Ohsaki Y, Gross A J, Le P T, Oie H, Johnson B E
NCI-Navy Medical Oncology Branch, National Cancer Institute, National Institutes of Health, National Naval Medical Center, Bethesda, MD, USA.
Oncology. 1999;56(2):155-9. doi: 10.1159/000011957.
The tumoral production of brain natriuretic peptide (BNP) was studied using 9 small cell lung cancer (SCLC) cell lines which were established from patients with small cell lung cancer. BNP cDNA fragment was generated from 20 microg total RNA which was prepared from the human right cardiac atrium by reverse transcription-based polymerase chain reaction. Expression of BNP mRNA was detected in 30 microg total cellular RNA from these cell lines by RNase protection assays in 5 of 9 SCLC cell lines. Radioimmunoassays using 125I-radiolabeled human BNP(1-32) and antihuman BNP(1-32) antibody detected immunoreactivity in cell pellets from SCLC cell lines which had detectable BNP mRNA. BNP immunoreactivity in the cell pellets corresponds with the data from BNP mRNA analyses. We conclude that SCLC cells have detectable BNP mRNA by RNase protection assay and BNP immunoreactivity in the cells.
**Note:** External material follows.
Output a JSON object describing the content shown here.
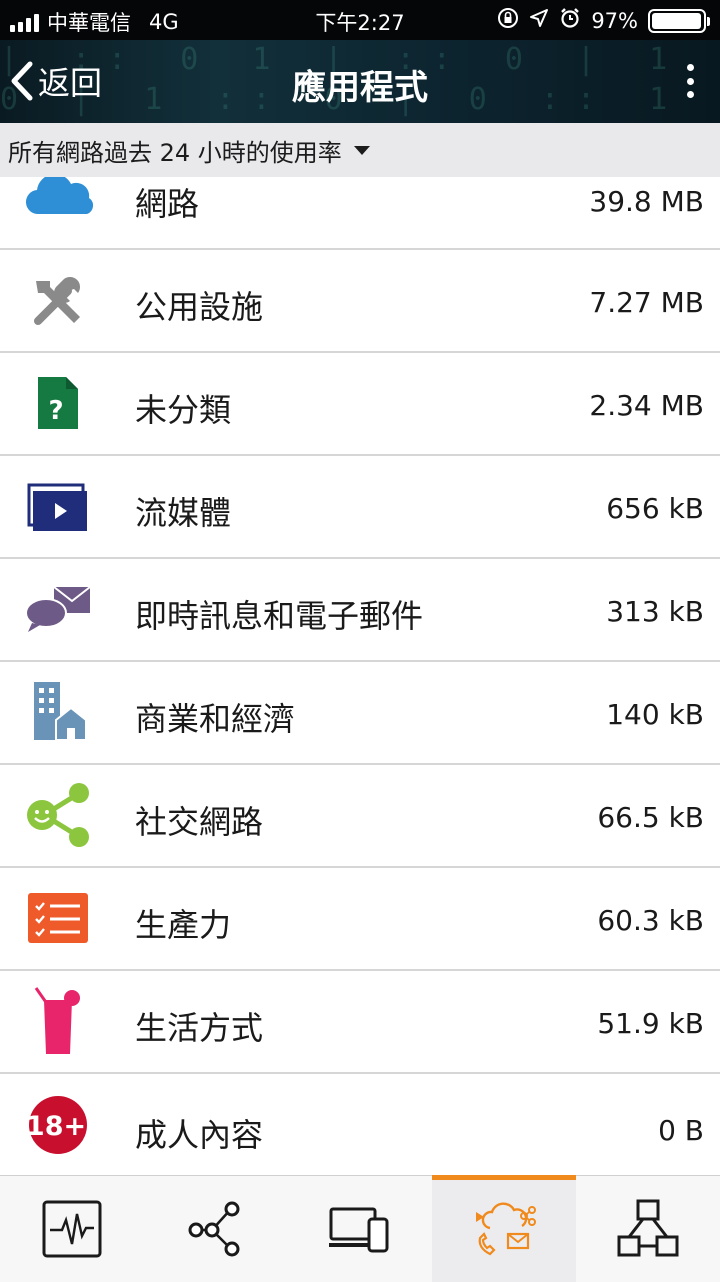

利用从小细胞肺癌患者身上建立的9个小细胞肺癌(SCLC)细胞系,研究了脑钠肽(BNP)的肿瘤产生情况。BNP cDNA片段是由20微克总RNA产生的,该总RNA是通过基于逆转录的聚合酶链反应从人右心房制备的。通过核糖核酸酶保护分析,在9个SCLC细胞系中的5个细胞系的30微克总细胞RNA中检测到BNP mRNA的表达。使用125I放射性标记的人BNP(1-32)和抗人BNP(1-32)抗体的放射免疫分析在具有可检测BNP mRNA的SCLC细胞系的细胞沉淀中检测到免疫反应性。细胞沉淀中的BNP免疫反应性与BNP mRNA分析的数据一致。我们得出结论,通过核糖核酸酶保护分析可在SCLC细胞中检测到BNP mRNA,并且细胞中存在BNP免疫反应性。